The air was trapped there, expanding with every breath.
It would continue to compress the lung until it collapsed and he suffocated.
Fingers to his neck, he gauged his heart rate. Already increased, north of eighty.
“What is it?” Anca asked. “Are you okay?”
His breathing had quickened. His blood vessels would be compressing now under the pressure.
Dots of static invaded his visual field.
He exited the expressway, coasting through a few green lights.
The wheezing intensified, the lung leaking air.
It felt like there was a balloon inflating behind his chest plate.
He did not have much time.
Anca was leaning over the console now. “We have to get you to a hospital.”
“… can’t go … hospital…”
“You were just at a hospital.”
“… for … you…”
“This is ridiculous. You can’t—”
“Anca.” He managed to say it hard enough that she stopped.

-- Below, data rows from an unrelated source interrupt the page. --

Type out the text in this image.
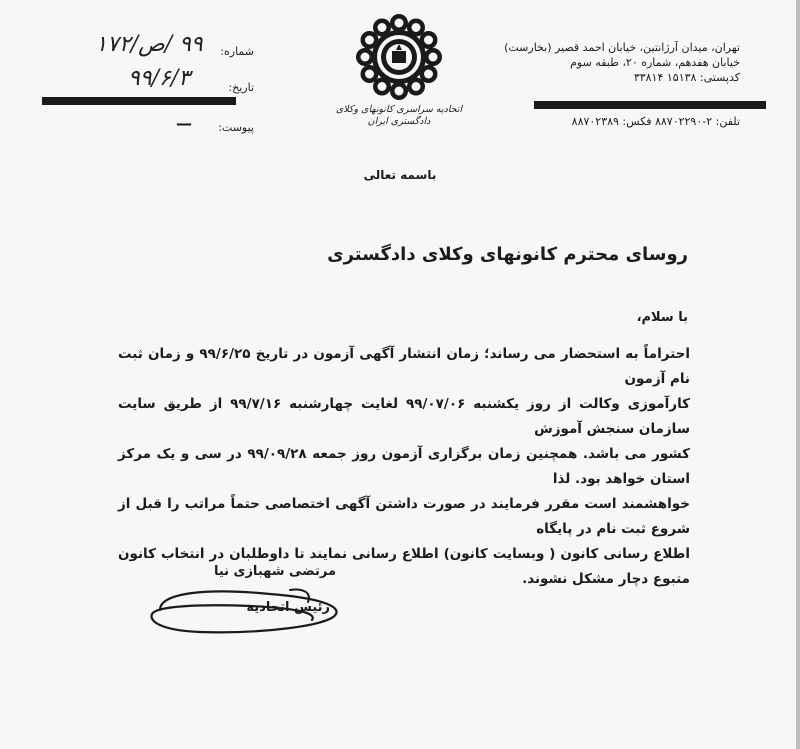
تهران، میدان آرژانتین، خیابان احمد قصیر (بخارست)
خیابان هفدهم، شماره ۲۰، طبقه سوم
کدپستی: ۱۵۱۳۸ ۳۳۸۱۴
تلفن: ۲-۸۸۷۰۲۲۹۰ فکس: ۸۸۷۰۲۳۸۹
اتحادیه سراسری کانونهای وکلای دادگستری ایران
شماره:
۹۹ /ص/۱۷۲
تاریخ:
۹۹/۶/۳
پیوست:
—
باسمه تعالی
روسای محترم کانونهای وکلای دادگستری
با سلام،
احتراماً به استحضار می رساند؛ زمان انتشار آگهی آزمون در تاریخ ۹۹/۶/۲۵ و زمان ثبت نام آزمون
کارآموزی وکالت از روز یکشنبه ۹۹/۰۷/۰۶ لغایت چهارشنبه ۹۹/۷/۱۶ از طریق سایت سازمان سنجش آموزش
کشور می باشد. همچنین زمان برگزاری آزمون روز جمعه ۹۹/۰۹/۲۸ در سی و یک مرکز استان خواهد بود. لذا
خواهشمند است مقرر فرمایند در صورت داشتن آگهی اختصاصی حتماً مراتب را قبل از شروع ثبت نام در پایگاه
اطلاع رسانی کانون ( وبسایت کانون) اطلاع رسانی نمایند تا داوطلبان در انتخاب کانون متبوع دچار مشکل نشوند.
مرتضی شهبازی نیا
رئیس اتحادیه
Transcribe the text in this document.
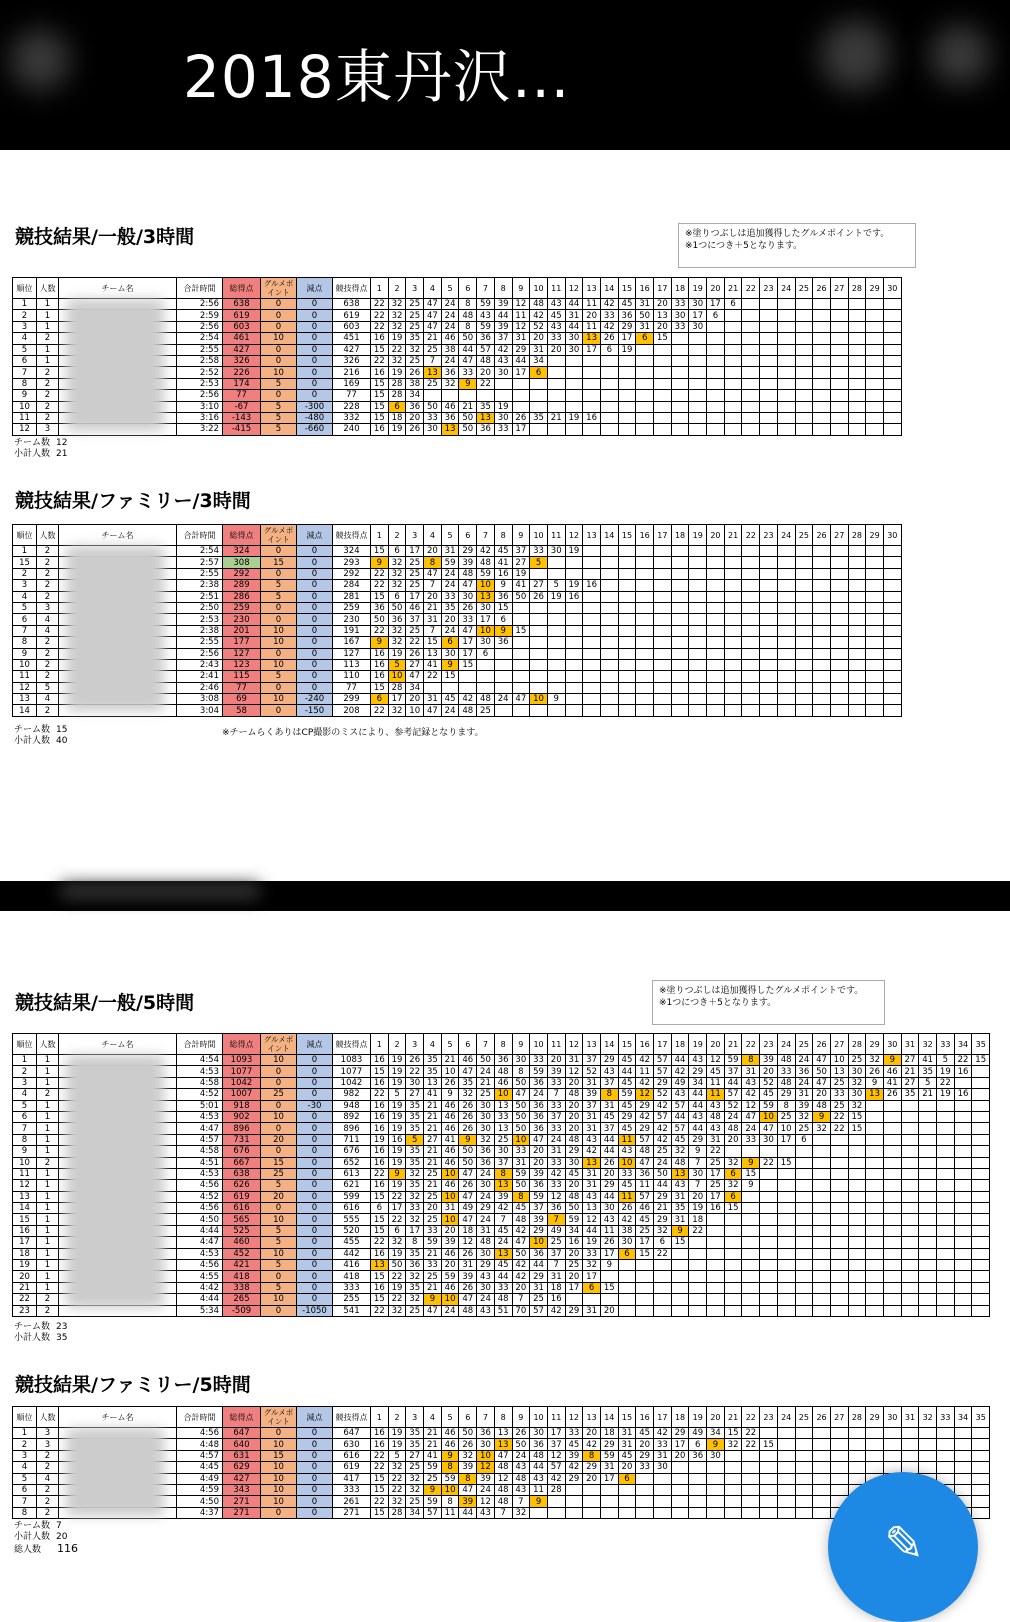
2018東丹沢…
競技結果/一般/3時間	※塗りつぶしは追加獲得したグルメポイントです。
※1つにつき＋5となります。
順位	人数	チーム名	合計時間	総得点	グルメポイント	減点	競技得点	1	2	3	4	5	6	7	8	9	10	11	12	13	14	15	16	17	18	19	20	21	22	23	24	25	26	27	28	29	30
1	1		2:56	638	0	0	638	22	32	25	47	24	8	59	39	12	48	43	44	11	42	45	31	20	33	30	17	6									
2	1		2:59	619	0	0	619	22	32	25	47	24	48	43	44	11	42	45	31	20	33	36	50	13	30	17	6										
3	1		2:56	603	0	0	603	22	32	25	47	24	8	59	39	12	52	43	44	11	42	29	31	20	33	30											
4	2		2:54	461	10	0	451	16	19	35	21	46	50	36	37	31	20	33	30	13	26	17	6	15													
5	1		2:55	427	0	0	427	15	22	32	25	38	44	57	42	29	31	20	30	17	6	19															
6	1		2:58	326	0	0	326	22	32	25	7	24	47	48	43	44	34																				
7	2		2:52	226	10	0	216	16	19	26	13	36	33	20	30	17	6																				
8	2		2:53	174	5	0	169	15	28	38	25	32	9	22																							
9	2		2:56	77	0	0	77	15	28	34																											
10	2		3:10	-67	5	-300	228	15	6	36	50	46	21	35	19																						
11	2		3:16	-143	5	-480	332	15	18	20	33	36	50	13	30	26	35	21	19	16																	
12	3		3:22	-415	5	-660	240	16	19	26	30	13	50	36	33	17																					
チーム数 12
小計人数 21
競技結果/ファミリー/3時間
順位	人数	チーム名	合計時間	総得点	グルメポイント	減点	競技得点	1	2	3	4	5	6	7	8	9	10	11	12	13	14	15	16	17	18	19	20	21	22	23	24	25	26	27	28	29	30
1	2		2:54	324	0	0	324	15	6	17	20	31	29	42	45	37	33	30	19																		
15	2		2:57	308	15	0	293	9	32	25	8	59	39	48	41	27	5																				
2	2		2:55	292	0	0	292	22	32	25	47	24	48	59	16	19																					
3	2		2:38	289	5	0	284	22	32	25	7	24	47	10	9	41	27	5	19	16																	
4	2		2:51	286	5	0	281	15	6	17	20	33	30	13	36	50	26	19	16																		
5	3		2:50	259	0	0	259	36	50	46	21	35	26	30	15																						
6	4		2:53	230	0	0	230	50	36	37	31	20	33	17	6																						
7	4		2:38	201	10	0	191	22	32	25	7	24	47	10	9	15																					
8	2		2:55	177	10	0	167	9	32	22	15	6	17	30	36																						
9	2		2:56	127	0	0	127	16	19	26	13	30	17	6																							
10	2		2:43	123	10	0	113	16	5	27	41	9	15																								
11	2		2:41	115	5	0	110	16	10	47	22	15																									
12	5		2:46	77	0	0	77	15	28	34																											
13	4		3:08	69	10	-240	299	6	17	20	31	45	42	48	24	47	10	9																			
14	2		3:04	58	0	-150	208	22	32	10	47	24	48	25																							
※チームらくありはCP撮影のミスにより、参考記録となります。
チーム数 15
小計人数 40
競技結果/一般/5時間
※塗りつぶしは追加獲得したグルメポイントです。
※1つにつき＋5となります。
順位	人数	チーム名	合計時間	総得点	グルメポイント	減点	競技得点	1	2	3	4	5	6	7	8	9	10	11	12	13	14	15	16	17	18	19	20	21	22	23	24	25	26	27	28	29	30	31	32	33	34	35
1	1		4:54	1093	10	0	1083	16	19	26	35	21	46	50	36	30	33	20	31	37	29	45	42	57	44	43	12	59	8	39	48	24	47	10	25	32	9	27	41	5	22	15
2	1		4:53	1077	0	0	1077	15	19	22	35	10	47	24	48	8	59	39	12	52	43	44	11	57	42	29	45	37	31	20	33	36	50	13	30	26	46	21	35	19	16	
3	1		4:58	1042	0	0	1042	16	19	30	13	26	35	21	46	50	36	33	20	31	37	45	42	29	49	34	11	44	43	52	48	24	47	25	32	9	41	27	5	22		
4	2		4:52	1007	25	0	982	22	5	27	41	9	32	25	10	47	24	7	48	39	8	59	12	52	43	44	11	57	42	45	29	31	20	33	30	13	26	35	21	19	16	
5	1		5:01	918	0	-30	948	16	19	35	21	46	26	30	13	50	36	33	20	37	31	45	29	42	57	44	43	52	12	59	8	39	48	25	32							
6	1		4:53	902	10	0	892	16	19	35	21	46	26	30	33	50	36	37	20	31	45	29	42	57	44	43	48	24	47	10	25	32	9	22	15							
7	1		4:47	896	0	0	896	16	19	35	21	46	26	30	13	50	36	33	20	31	37	45	29	42	57	44	43	48	24	47	10	25	32	22	15							
8	1		4:57	731	20	0	711	19	16	5	27	41	9	32	25	10	47	24	48	43	44	11	57	42	45	29	31	20	33	30	17	6										
9	1		4:58	676	0	0	676	16	19	35	21	46	50	36	30	33	20	31	29	42	44	43	48	25	32	9	22															
10	2		4:51	667	15	0	652	16	19	35	21	46	50	36	37	31	20	33	30	13	26	10	47	24	48	7	25	32	9	22	15											
11	1		4:53	638	25	0	613	22	9	32	25	10	47	24	8	59	39	42	45	31	20	33	36	50	13	30	17	6	15													
12	1		4:56	626	5	0	621	16	19	35	21	46	26	30	13	50	36	33	20	31	29	45	11	44	43	7	25	32	9													
13	1		4:52	619	20	0	599	15	22	32	25	10	47	24	39	8	59	12	48	43	44	11	57	29	31	20	17	6														
14	1		4:56	616	0	0	616	6	17	33	20	31	49	29	42	45	37	36	50	13	30	26	46	21	35	19	16	15														
15	1		4:50	565	10	0	555	15	22	32	25	10	47	24	7	48	39	7	59	12	43	42	45	29	31	18																
16	1		4:44	525	5	0	520	15	6	17	33	20	18	31	45	42	29	49	34	44	11	38	25	32	9	22																
17	1		4:47	460	5	0	455	22	32	8	59	39	12	48	24	47	10	25	16	19	26	30	17	6	15																	
18	1		4:53	452	10	0	442	16	19	35	21	46	26	30	13	50	36	37	20	33	17	6	15	22																		
19	1		4:56	421	5	0	416	13	50	36	33	20	31	29	45	42	44	7	25	32	9																					
20	1		4:55	418	0	0	418	15	22	32	25	59	39	43	44	42	29	31	20	17																						
21	1		4:42	338	5	0	333	16	19	35	21	46	26	30	33	20	31	18	17	6	15																					
22	2		4:44	265	10	0	255	15	22	32	9	10	47	24	48	7	25	16																								
23	2		5:34	-509	0	-1050	541	22	32	25	47	24	48	43	51	70	57	42	29	31	20																					
チーム数 23
小計人数 35
競技結果/ファミリー/5時間
順位	人数	チーム名	合計時間	総得点	グルメポイント	減点	競技得点	1	2	3	4	5	6	7	8	9	10	11	12	13	14	15	16	17	18	19	20	21	22	23	24	25	26	27	28	29	30	31	32	33	34	35
1	3		4:56	647	0	0	647	16	19	35	21	46	50	36	13	26	30	17	33	20	18	31	45	42	29	49	34	15	22													
2	3		4:48	640	10	0	630	16	19	35	21	46	26	30	13	50	36	37	45	42	29	31	20	33	17	6	9	32	22	15												
3	2		4:57	631	15	0	616	22	5	27	41	9	32	10	47	24	48	12	39	8	59	45	29	31	20	36	30															
4	2		4:45	629	10	0	619	22	32	25	59	8	39	12	48	43	44	57	42	29	31	20	33	30																		
5	4		4:49	427	10	0	417	15	22	32	25	59	8	39	12	48	43	42	29	20	17	6																				
6	2		4:59	343	10	0	333	15	22	32	9	10	47	24	48	43	11	28																								
7	2		4:50	271	10	0	261	22	32	25	59	8	39	12	48	7	9																									
8	2		4:37	271	0	0	271	15	28	34	57	11	44	43	7	32																										
チーム数 7
小計人数 20
総人数 116	✎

“… no time … discuss.” Screeching off the road, he pulled into the gas station they’d stopped at on their way to the meeting.
The Mercedes skidded artfully, missing the pumps and slotting neatly into a parking spot to the side of the convenience store. “… not an option…”
“Okay,” she said. “I get it. What then?”
He unbuckled the seat belt, drew in a shuddering breath. “Help me … inside.”